"the bell, the breath, and all things listening" is a contemporary art exhibition and public research project exploring Buddhist practice, migration, spiritual ecology, and the Pacific cosmos. Organized by a poco art collective at its independent project space in Los Angeles, the project brings together artists whose work engages nature, land, water, sound, ritual, meditation, ancestral memory, and cosmic connection.
The exhibition begins with the historical movement of Buddhism from India across Asia and the Pacific, but it does not approach Buddhism only as religion, doctrine, or institutional belief. Instead, it considers Buddhism as a living methodology: a practice of breath, attention, compassion, interdependence, impermanence, joy, and peace. The goal is not to create a devotional exhibition for Buddhist practitioners alone, but to open a contemplative space where Buddhist wisdom, contemporary art, and diasporic experience can meet.
The project asks: How do spiritual practices travel across oceans, languages, and generations? How do rituals, images, chants, gestures, and forms of meditation carry memory? How can breath, stillness, sound, and attention become tools for survival, healing, and connection? How might contemporary artists help us understand wisdom systems as living practices rather than static inheritance?

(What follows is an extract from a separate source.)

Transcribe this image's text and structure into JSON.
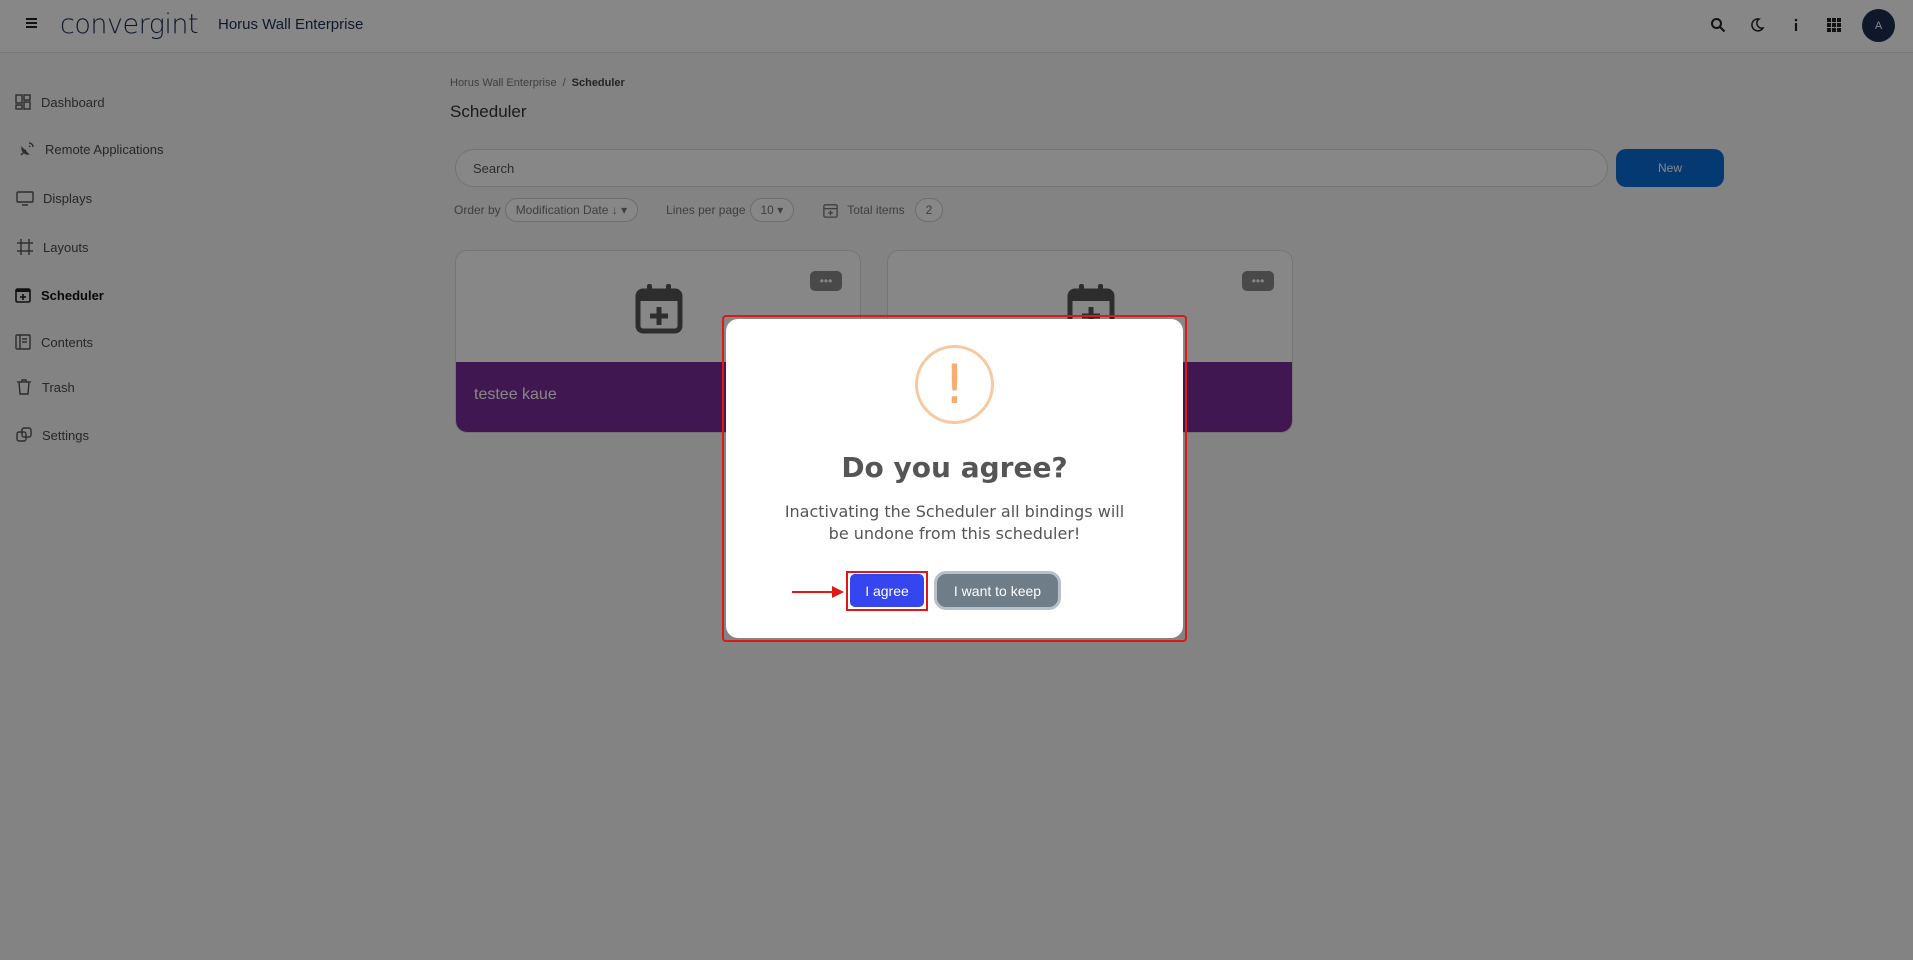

The title reflects three central ideas. The bell suggests ritual, vibration, awakening, and the call to presence. The breath evokes meditation, embodied awareness, and the intimate relationship between self and world. “All things listening” points to a relational universe in which people, land, water, ancestors, plants, sound, and unseen forces are continually responding to one another.
The exhibition may include painting, sculpture, installation, sound, textile, performance, ceramics, works on paper, video, archival materials, and participatory elements. Sutras and Buddhist philosophical ideas may be gently woven throughout the space as poetic discoveries and points of reflection, representing the fruits of causes and conditions rather than doctrine alone.
Public programs may include artist talks, contemplative practices and rituals, conversations, readings. A small publication or digital companion may also accompany the project. We aim to offer a poetic and accessible exploration of Buddhist migration, Asian diasporic memory, ecological awareness, and the art of being present.